Unnamed: 0,Model,RMSE,R2
0,Linear Regression,4.573755,0.927565
1,Lasso Regression,4.578455,0.927413
2,Ridge Regression,4.573759,0.927565
3,SVR,4.223988,0.938199


# Random Forest Regression

In [18]:
from sklearn.ensemble import RandomForestRegressor

RandomForestRegression = RandomForestRegressor(n_estimators=100, random_state=42)

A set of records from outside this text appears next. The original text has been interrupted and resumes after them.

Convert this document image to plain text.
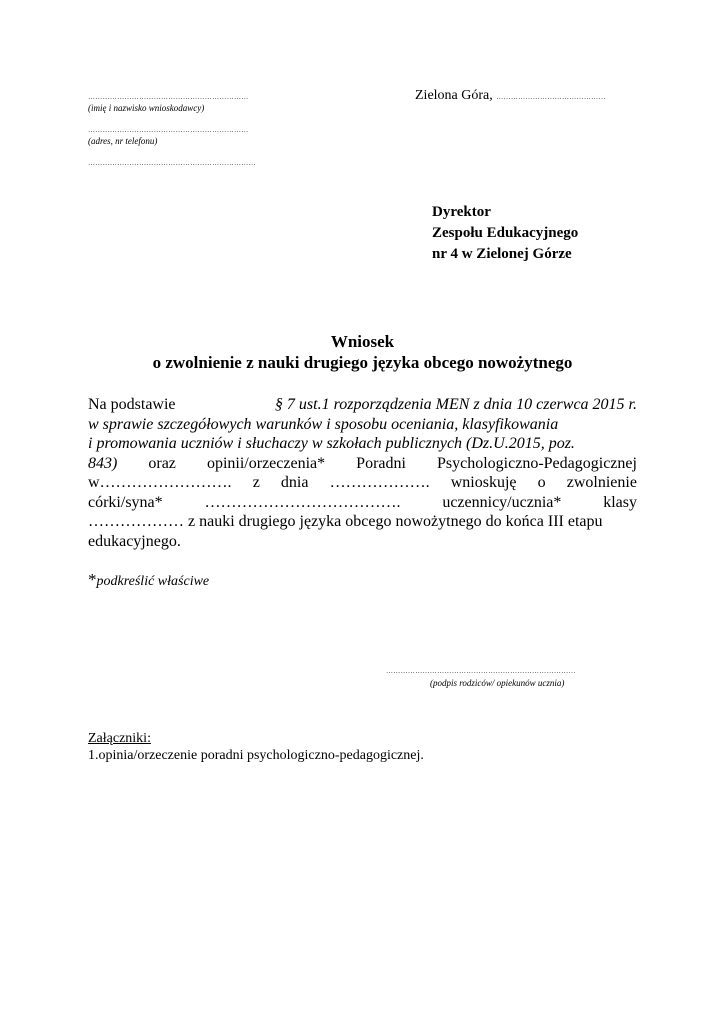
…………………………………………………………
(imię i nazwisko wnioskodawcy)
…………………………………………………………
(adres, nr telefonu)
……………………………………………………………
Zielona Góra, ………………………………………
Dyrektor
Zespołu Edukacyjnego
nr 4 w Zielonej Górze
Wniosek
o zwolnienie z nauki drugiego języka obcego nowożytnego
Na podstawie	§ 7 ust.1 rozporządzenia MEN z dnia 10 czerwca 2015 r.
w sprawie szczegółowych warunków i sposobu oceniania, klasyfikowania
i promowania uczniów i słuchaczy w szkołach publicznych (Dz.U.2015, poz.
843) oraz opinii/orzeczenia* Poradni Psychologiczno-Pedagogicznej
w……………………. z dnia ………………. wnioskuję o zwolnienie
córki/syna*	……………………………….	uczennicy/ucznia*	klasy
……………… z nauki drugiego języka obcego nowożytnego do końca III etapu
edukacyjnego.
*podkreślić właściwe
……………………………………………………………………
(podpis rodziców/ opiekunów ucznia)
Załączniki:
1.opinia/orzeczenie poradni psychologiczno-pedagogicznej.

rfr_RMSE = -np.mean(cross_val_score(RandomForestRegression, X_train, y_train, cv=5, scoring='neg_root_mean_squared_error'))
rfr_r2 = np.mean(cross_val_score(RandomForestRegression, X_train, y_train, cv=5, scoring='r2'))

print(rfr_RMSE)
print(rfr_r2)

new_row = {'Model':'Random Forest Regression', 'RMSE':rfr_RMSE,'R2':rfr_r2}
results.loc[len(results)] = new_row

3.514742994716528
0.9572023910460457


In [19]:
results

Unnamed: 0,Model,RMSE,R2
0,Linear Regression,4.573755,0.927565
1,Lasso Regression,4.578455,0.927413
2,Ridge Regression,4.573759,0.927565
3,SVR,4.223988,0.938199
4,Random Forest Regression,3.514743,0.957202


# Conclusion 

The model cross validation favors **'Random Forest Regression'** as the most accurate machine learning model for predicting the energy output (PE) based on the given inputs.